Design and Optimization of Bilibili Log Service 2.0 Using ClickHouse and OpenTelemetry
This article details Bilibili's evolution of its log system from an Elastic Stack‑based solution to a ClickHouse‑backed architecture with OpenTelemetry, describing the challenges of cost, stability, and scalability, the new components such as Log‑Agent, Log‑Ingester, and a custom visualization platform, and the performance gains and future directions.
Background
Bilibili has operated an Elastic Stack‑based log system (Billions) for over five years, handling more than 500 machines and ingesting over 700 TB of logs daily, but faced cost, stability, and scalability limits as the service grew.
Problems
High write‑throughput bottlenecks and CPU‑heavy tokenization in Elasticsearch caused latency and stability issues.
Storage cost and memory pressure required aggressive sampling and index closing.
Dynamic mapping, lifecycle management, and Kibana maintenance added operational overhead.
Custom JSON SDKs in Java and Go had performance and compatibility drawbacks.
New Architecture (Log Service 2.0)
The redesign replaces Elasticsearch with ClickHouse for storage, introduces a self‑built visualization platform, and adopts OpenTelemetry as a unified logging protocol.
Key Components
OTEL Logging SDK : High‑performance structured‑logging SDK for Go and Java implementing the OpenTelemetry logging model.
Log‑Agent : Deployed as an agent on physical hosts, receives OTEL logs via domain socket, performs low‑latency file collection and basic parsing.
Log‑Ingester : Consumes logs from Kafka, partitions them by time and metadata, and batches writes into ClickHouse.
ClickHouse : Columnar storage with high compression (ZSTD) and implicit‑column support for dynamic schema, delivering 10× write throughput and 2× query speed compared to Elasticsearch.
Log‑Query : Handles routing, load‑balancing, caching, rate‑limiting, and simplifies query syntax for end users.
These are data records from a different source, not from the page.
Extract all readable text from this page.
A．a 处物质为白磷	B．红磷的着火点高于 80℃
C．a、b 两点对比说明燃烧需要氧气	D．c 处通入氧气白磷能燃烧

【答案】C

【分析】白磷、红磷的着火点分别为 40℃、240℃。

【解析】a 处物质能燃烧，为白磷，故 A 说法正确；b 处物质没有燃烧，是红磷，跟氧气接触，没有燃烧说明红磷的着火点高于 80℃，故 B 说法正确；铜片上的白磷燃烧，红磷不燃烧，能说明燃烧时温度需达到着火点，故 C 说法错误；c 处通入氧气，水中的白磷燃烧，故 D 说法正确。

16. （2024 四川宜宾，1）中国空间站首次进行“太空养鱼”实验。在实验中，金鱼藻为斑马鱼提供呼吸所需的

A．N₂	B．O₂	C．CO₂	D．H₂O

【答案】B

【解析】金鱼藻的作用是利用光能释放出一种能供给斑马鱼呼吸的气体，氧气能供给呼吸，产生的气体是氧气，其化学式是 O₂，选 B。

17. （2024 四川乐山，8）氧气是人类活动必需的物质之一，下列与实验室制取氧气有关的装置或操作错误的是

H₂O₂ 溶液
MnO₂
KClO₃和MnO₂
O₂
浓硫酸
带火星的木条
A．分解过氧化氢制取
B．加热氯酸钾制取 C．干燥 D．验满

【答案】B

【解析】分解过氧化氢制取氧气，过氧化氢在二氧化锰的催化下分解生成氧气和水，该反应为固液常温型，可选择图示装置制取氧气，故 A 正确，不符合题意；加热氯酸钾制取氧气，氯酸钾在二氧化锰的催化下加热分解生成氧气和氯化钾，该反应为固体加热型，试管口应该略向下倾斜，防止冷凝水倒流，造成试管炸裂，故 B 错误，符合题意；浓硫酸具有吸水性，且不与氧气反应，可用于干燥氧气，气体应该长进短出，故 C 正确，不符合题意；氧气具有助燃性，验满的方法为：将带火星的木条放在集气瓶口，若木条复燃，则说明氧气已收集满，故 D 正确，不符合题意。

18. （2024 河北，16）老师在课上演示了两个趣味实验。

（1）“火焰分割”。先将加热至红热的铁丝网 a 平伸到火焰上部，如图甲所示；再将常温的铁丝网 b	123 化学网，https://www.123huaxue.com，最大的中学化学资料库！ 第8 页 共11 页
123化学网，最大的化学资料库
BLS‑Discovery : Custom visualization platform offering Kibana‑like UI with zero learning curve.
Performance Highlights
ClickHouse achieved ten‑fold write throughput and reduced storage cost to one‑third of the previous system; structured‑field queries are twice as fast, with 99 % of queries completing within three seconds.
Query Gateway
The gateway abstracts underlying ClickHouse details, providing a simplified SQL‑like API, automatic query rewriting, and Luence‑to‑SQL translation, enabling seamless future storage engine swaps.
Visualization Platform
The self‑built UI replicates Kibana ergonomics while adding features such as query auto‑completion, syntax highlighting, and instant SQL aggregation.
Log Alerting
Alert rules are defined with attributes like data source, time window, aggregation function, filter expression, and notification channel; over 5,000 alerts have been migrated from the ES‑based system.
OpenTelemetry Logging
OpenTelemetry provides a stable, language‑agnostic logging model covering metrics, logs, and traces; Bilibili implements Go and Java SDKs and integrates the protocol into Log‑Agent.
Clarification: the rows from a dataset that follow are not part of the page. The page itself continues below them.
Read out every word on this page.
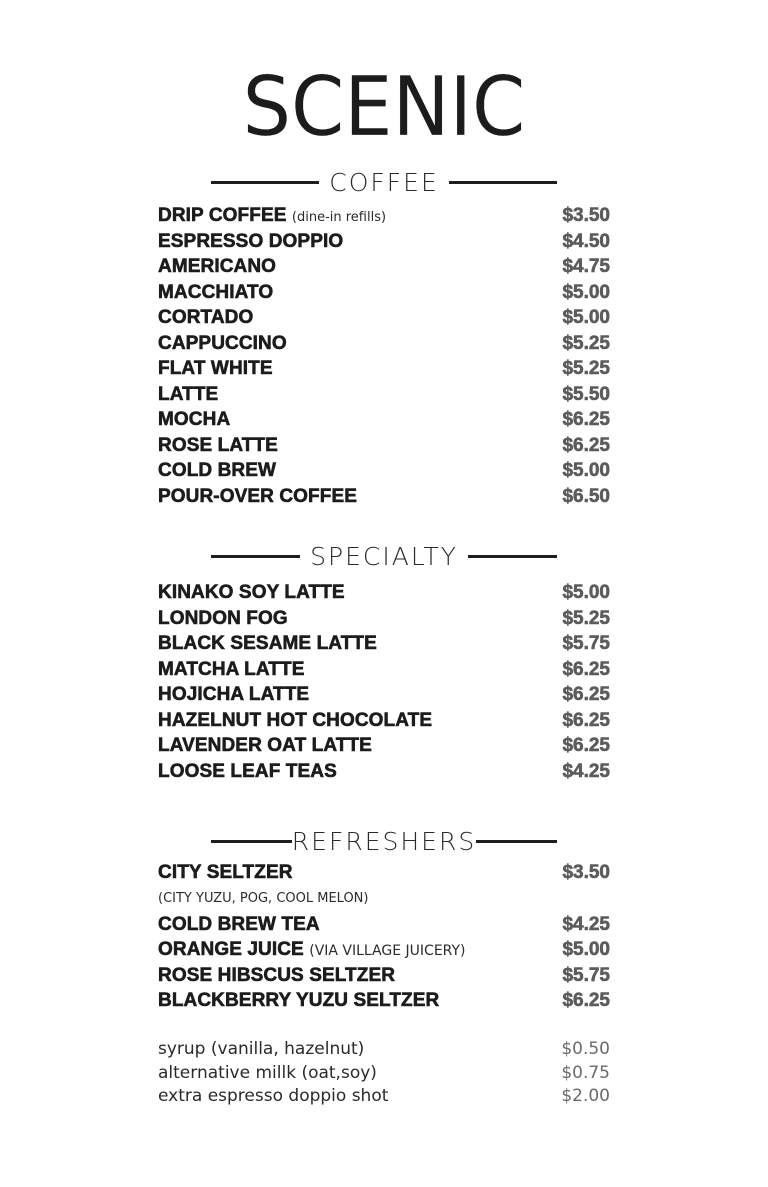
SCENIC
COFFEE
DRIP COFFEE (dine-in refills)	$3.50
ESPRESSO DOPPIO	$4.50
AMERICANO	$4.75
MACCHIATO	$5.00
CORTADO	$5.00
CAPPUCCINO	$5.25
FLAT WHITE	$5.25
LATTE	$5.50
MOCHA	$6.25
ROSE LATTE	$6.25
COLD BREW	$5.00
POUR-OVER COFFEE	$6.50
SPECIALTY
KINAKO SOY LATTE	$5.00
LONDON FOG	$5.25
BLACK SESAME LATTE	$5.75
MATCHA LATTE	$6.25
HOJICHA LATTE	$6.25
HAZELNUT HOT CHOCOLATE	$6.25
LAVENDER OAT LATTE	$6.25
LOOSE LEAF TEAS	$4.25
REFRESHERS
CITY SELTZER	$3.50
(CITY YUZU, POG, COOL MELON)
COLD BREW TEA	$4.25
ORANGE JUICE (VIA VILLAGE JUICERY)	$5.00
ROSE HIBSCUS SELTZER	$5.75
BLACKBERRY YUZU SELTZER	$6.25
syrup (vanilla, hazelnut)	$0.50
alternative millk (oat,soy)	$0.75
extra espresso doppio shot	$2.00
ClickHouse Map Optimizations
To handle dynamic schema, ClickHouse Map fields are stored as implicit columns (MapV2), enabling per‑key indexing, bloom‑filter support, and significant query speedups. Example DDL: CREATE TABLE bloom_filter_map (id UInt32, map Map(String, String), INDEX map_index map TYPE tokenbf_v1(128,3,0) GRANULARITY 1) ENGINE = MergeTree ORDER BY id SETTINGS index_granularity = 2;
Future Work
Log pattern extraction for better compression and post‑processing.
Integration with lake‑house architectures for long‑term, low‑cost storage and advanced analytics.
Full‑text search capabilities in ClickHouse to close the gap with Elasticsearch.